Kami dan si Anak atau si Indung sama sekali tak memilki ikatan darah atau apapun, kami hanyalah binatang peliharaan dan tuannya. Tapi saat si Anak juga mati meniggalkan kami, kami merasa kehilangan, merasa ada yang kurang, ada yang kurang lengkap di rumah, terlebih saat si Anak pun mati tepat disamping saya, ketika saya sedang tidur. Ketika saya bangunkan, dia tak bernyawa lagi, saya langsung membungkus dengan kain bekas dan menguburnya.
Kini, setelah 10 tahun kejadian itu berlalu, Saya, Ayah dan kedua kucing itu berlalu, saya berdiri di depan pintu, bersama Istri dan Anak perempuan saya yang berusia 2 tahun 8 bulan, hari itu saya berkunjung ke rumah ibu karena sudah beberapa bulan tidak mengunjunginya.
Saya disambut ibu yang tampak sangat merindukan cucunya dan saat kami bercengkrama di depan sofa tetiba seekor kucing menghampiri Saya. Saat saya tanya kucing itu darimana, apakah Ibu memlihara kucing ?. Ibu menjawab tidak tahu dari mana asal kucing itu, namun yang dia ingat kucing itu datang tepat setelah 7 hari meninggalnya Ayah saya.

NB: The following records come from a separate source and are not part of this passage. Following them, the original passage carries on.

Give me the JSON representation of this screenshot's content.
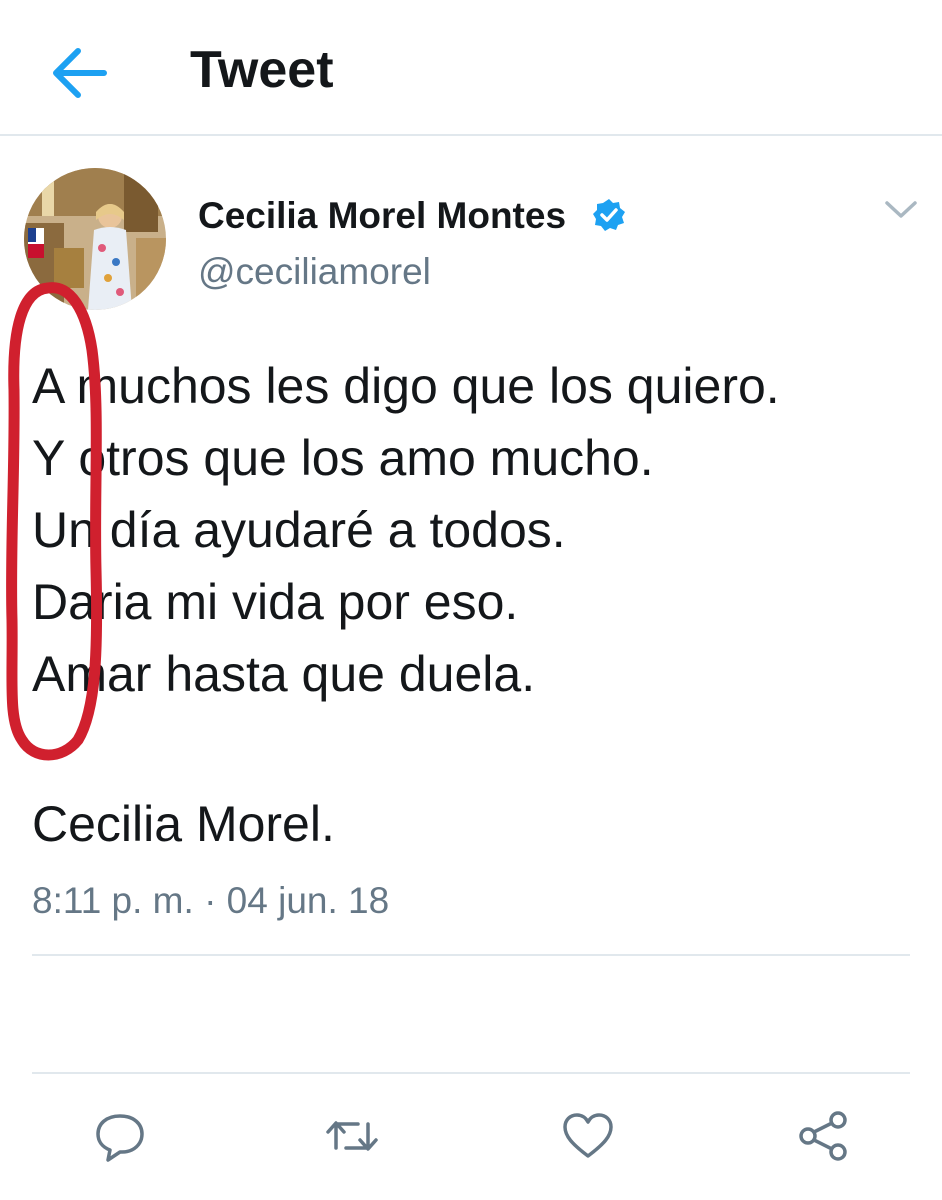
{
  "header": {
    "title": "Tweet",
    "back_icon": "arrow-left-icon"
  },
  "author": {
    "display_name": "Cecilia Morel Montes",
    "handle": "@ceciliamorel",
    "verified": true
  },
  "tweet": {
    "lines": [
      "A  muchos les digo que los quiero.",
      "Y    otros que los amo mucho.",
      "Un  día ayudaré a todos.",
      "Daria mi vida por eso.",
      "Amar hasta que duela."
    ],
    "signature": "Cecilia Morel.",
    "timestamp": "8:11 p. m. · 04 jun. 18"
  },
  "actions": [
    "reply-icon",
    "retweet-icon",
    "like-icon",
    "share-icon"
  ],
  "colors": {
    "accent": "#1da1f2",
    "text": "#14171a",
    "secondary_text": "#657786",
    "divider": "#e1e8ed",
    "annotation": "#d0202e"
  }
}
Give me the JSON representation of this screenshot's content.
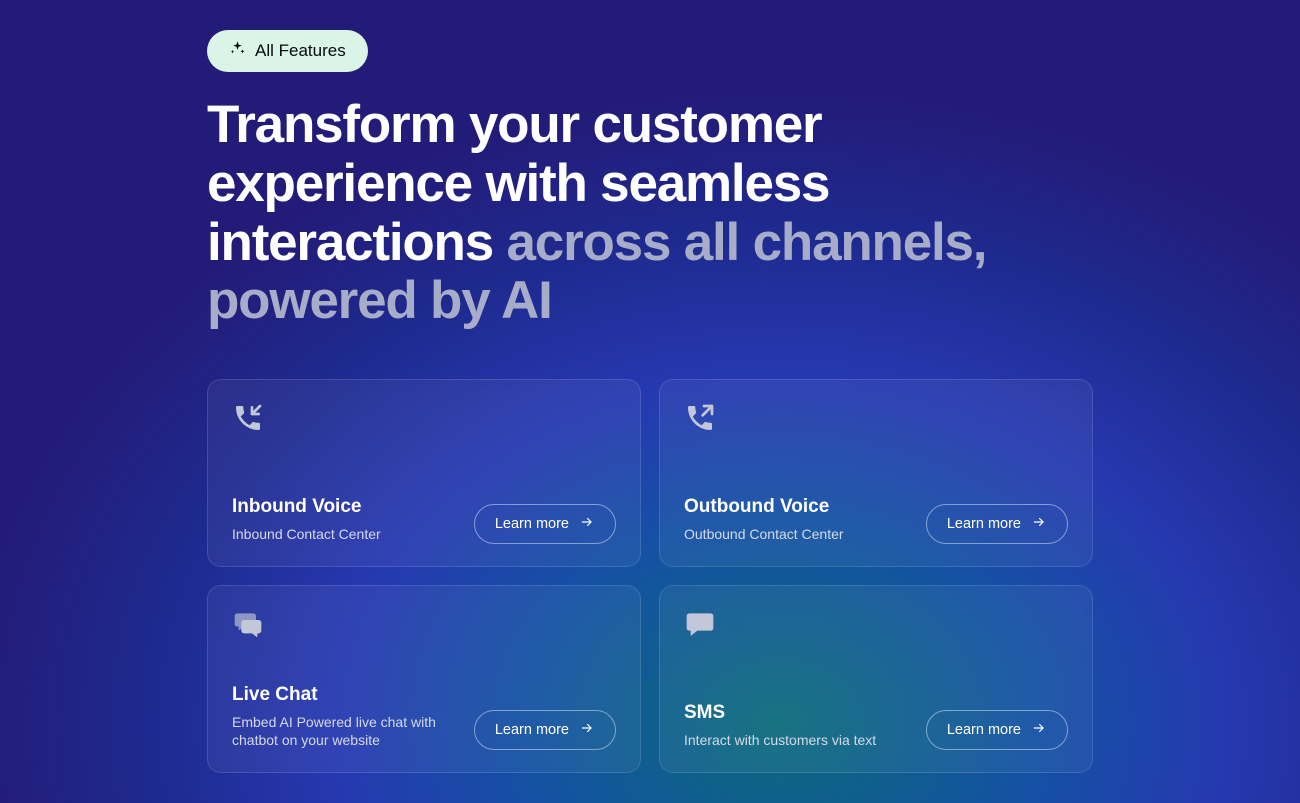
{
  "badge": {
    "label": "All Features"
  },
  "headline": {
    "part1": "Transform your customer experience with seamless interactions ",
    "part2": "across all channels, powered by AI"
  },
  "learn_more_label": "Learn more",
  "cards": [
    {
      "icon": "phone-in",
      "title": "Inbound Voice",
      "desc": "Inbound Contact Center"
    },
    {
      "icon": "phone-out",
      "title": "Outbound Voice",
      "desc": "Outbound Contact Center"
    },
    {
      "icon": "chat",
      "title": "Live Chat",
      "desc": "Embed AI Powered live chat with chatbot on your website"
    },
    {
      "icon": "sms",
      "title": "SMS",
      "desc": "Interact with customers via text"
    }
  ]
}
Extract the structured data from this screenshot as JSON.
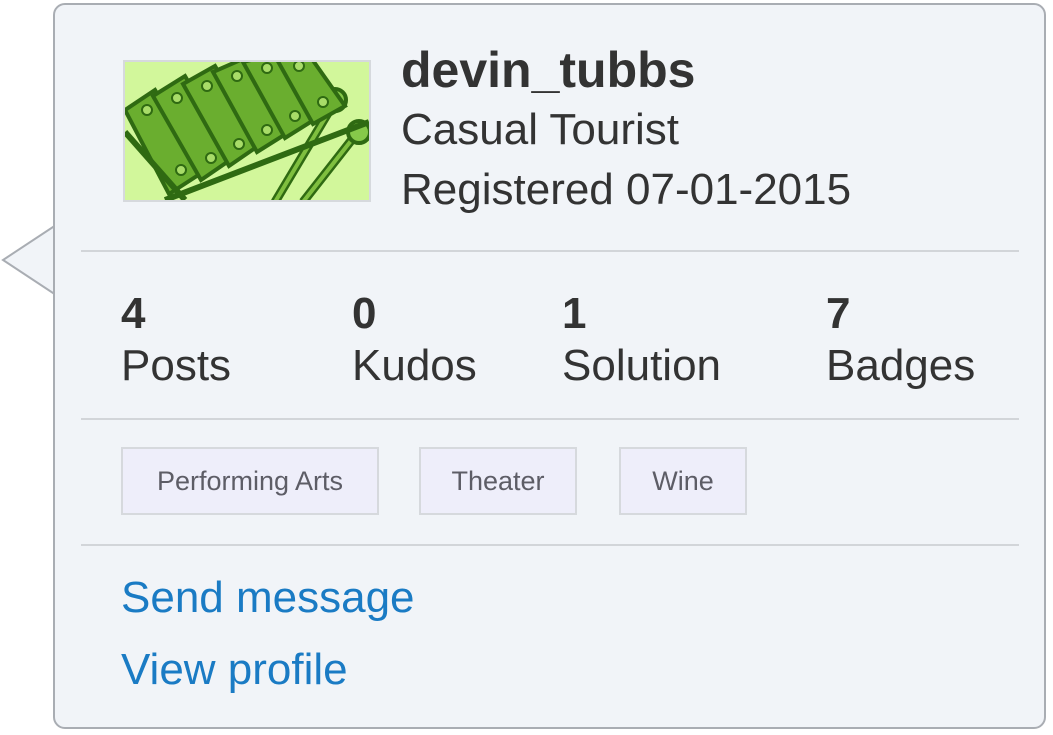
{
  "user": {
    "username": "devin_tubbs",
    "rank": "Casual Tourist",
    "registered": "Registered 07-01-2015",
    "avatar_icon": "xylophone-icon"
  },
  "stats": [
    {
      "value": "4",
      "label": "Posts"
    },
    {
      "value": "0",
      "label": "Kudos"
    },
    {
      "value": "1",
      "label": "Solution"
    },
    {
      "value": "7",
      "label": "Badges"
    }
  ],
  "interests": [
    "Performing Arts",
    "Theater",
    "Wine"
  ],
  "actions": {
    "send_message": "Send message",
    "view_profile": "View profile"
  },
  "colors": {
    "card_background": "#f1f4f8",
    "link": "#1a7bc4",
    "avatar_background": "#d2f79b",
    "tag_background": "#eeeefa"
  }
}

Kini kucing itu yang menemani keseharian ibu setiap malam, selalu mengeong meminta makan ke Ibu dan menemani tidur Ibu. Setelah lama bercerita tentang kesehariannya dengan kucing itu, saya menemukan genangan air mata dan raut muka sedih Ibu, dia teringat kembali kebersamaan kami ketika masih tinggal bersama. Saya, Ibu, Ayah si Indung dan si Anak. Ibu juga teringat akan kucing tua yang dilempar keluar karena sering berak sembarang dan menghilang entah kemana. Malah ibu sempat berguman, "Mungkin kucing ini disuruh ayahmu menemani ibu". Tutur ibu terisak. Saya pun ikut terisak mengingat kembali senyum-senyum saat bersama Ayah.
"Terkadang memang apa yang ada di sekitar kita, sering kita anggap sepele dan tak berarti apa-apa, namun besarnya kebaikan dan jasa mereka akan kita ingat dan rasakan setelah "PAHLAWAN" itu tidak lagi bersama kita".